The Attorney General and Minister for Justice, Marietta Brew Appiah-Oppong, has stated that all Ministries, Departments and Agencies (MMDAs) will have to seek legal approval from her department before they enter into any legal business or agreement.
According to her, “There is such a directive…maybe we should refresh our memories about that Cabinet directive and send it to all the MDAs”.
She made this pronouncement following a query by the vice chairman of the PAC, Samuel Atta Akyea, on whether it was true that “most of the ministries are not ready to bring contracts to you because they think that you will peek into their kingdom; that is why you just crack some document without legal validation and fall short of the standards, and later when there is trouble they knock at your door. So why don’t you push for a Cabinet directive that nobody anywhere — since you are advisor to the government — can go into the simplest of agreements without your permission and approval: that will save a lot of trouble”.
Mrs. Appiah-Oppong said: “I believe such a directive was given years ago. Apart from that, by the Constitution we are legal advisors to government and so everything that requires legal advice must get to us. And I believe every ministry is aware, MDAs are aware of this..but we will refresh their memories that in the absence of even a Cabinet directive, by the Constitution we must give legal advice before you proceed with any legal process”.
She told the Public Accounts Committee (PAC) of Parliament on Thursday that by its mandate in the Constitution, it does not investigate; rather, it prosecutes as well as collaborates with agencies to ensure a very good docket is built and prosecuted in the court.
This follows issues raised by the Controller and Accountant General’s department that the Attorney General has not done enough to investigate and prosecute persons cited for financial malfeasance in the Auditor General’s report: also, the sensitisation of public officials over judgment debts so that such actions or inactions can be curtailed.

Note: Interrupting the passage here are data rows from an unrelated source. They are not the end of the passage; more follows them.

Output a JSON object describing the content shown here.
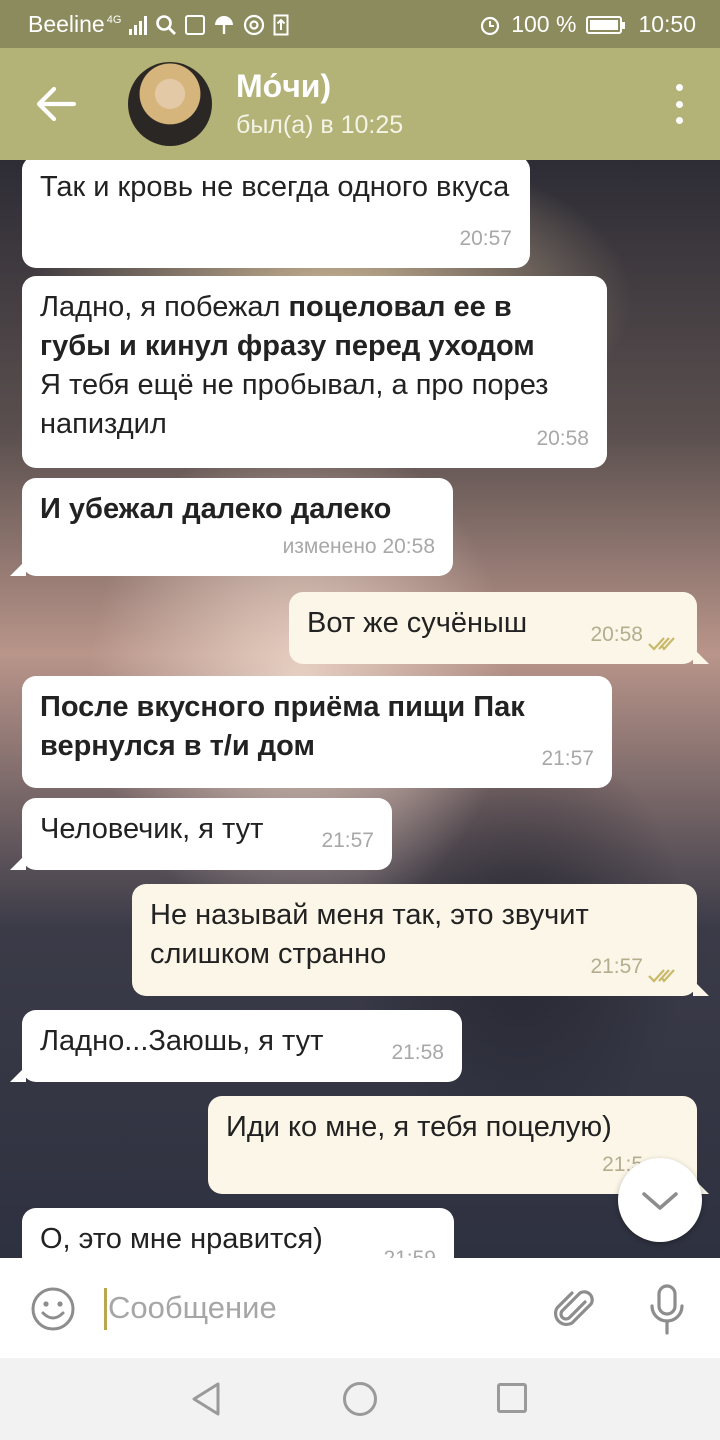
{
  "status_bar": {
    "carrier": "Beeline",
    "network": "4G",
    "battery": "100 %",
    "battery_level": 1.0,
    "time": "10:50",
    "icons": [
      "signal-icon",
      "search-icon",
      "image-icon",
      "umbrella-icon",
      "at-icon",
      "upload-icon",
      "alarm-icon",
      "battery-icon"
    ]
  },
  "header": {
    "contact_name": "Мо́чи)",
    "last_seen": "был(а) в 10:25"
  },
  "messages": [
    {
      "direction": "in",
      "text": "Так и кровь не всегда одного вкуса",
      "time": "20:57"
    },
    {
      "direction": "in",
      "text_plain": "Ладно, я побежал ",
      "text_bold": "поцеловал ее в губы и кинул фразу перед уходом",
      "text_after": "Я тебя ещё не пробывал, а про порез напиздил",
      "time": "20:58"
    },
    {
      "direction": "in",
      "text_bold": "И убежал далеко далеко",
      "time": "изменено 20:58"
    },
    {
      "direction": "out",
      "text": "Вот же сучёныш",
      "time": "20:58",
      "read": true
    },
    {
      "direction": "in",
      "text_bold": "После вкусного приёма пищи Пак вернулся в т/и дом",
      "time": "21:57"
    },
    {
      "direction": "in",
      "text": "Человечик, я тут",
      "time": "21:57"
    },
    {
      "direction": "out",
      "text": "Не называй меня так, это звучит слишком странно",
      "time": "21:57",
      "read": true
    },
    {
      "direction": "in",
      "text": "Ладно...Заюшь, я тут",
      "time": "21:58"
    },
    {
      "direction": "out",
      "text": "Иди ко мне, я тебя поцелую)",
      "time": "21:5",
      "read": true
    },
    {
      "direction": "in",
      "text": "О, это мне нравится)",
      "time": "21:59"
    }
  ],
  "composer": {
    "placeholder": "Сообщение"
  },
  "colors": {
    "header": "#b3b277",
    "status_bar": "#8b8b5d",
    "outgoing_bubble": "#fbf6e7",
    "incoming_bubble": "#ffffff",
    "read_ticks": "#c9b96a"
  }
}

Kweku Agyemang Manu, chairman of PAC, welcomed the move by the Attorney General and urged her to “re-echo that those agreements they sign in the various MDA’s, make sure they seek the Attorney General’s approval. Even public institutions with lawyers are to ensure they seek your advice before they operationalise agreements to avoid repeats of judgement debts and things like that,” he concluded.
Mr. Agyemang Manu also bemoaned the PAC’s and Attorney General’s lack power, explaining that when the PAC sits it ends there, because it “cannot bite…but we keep shifting the blame to you.
“If certain recommendations warrant prosecution and sanctions without the Attorney General, we cannot do anything because we don’t crack the whip….So we want to know how cases that are prosecutable can be handled.”
Mrs. Appiah-Oppong added: “I have heard the debate, but we must understand that prosecution is a whole process. We cannot just get up and take the Auditor General’s report to court and prosecute on it. There is a process of actually building a docket with a witness statement, charge statement, a whole lot of things; it is a holistic thing that must be done, we must work with the PAC…the investigative body.
“I will take this opportunity to tell you that by our mandate in the Constitution, the Attorney General does not investigate, we prosecute; but we collaborate with all agencies to ensure that a very good docket is built and prosecuted in the court.”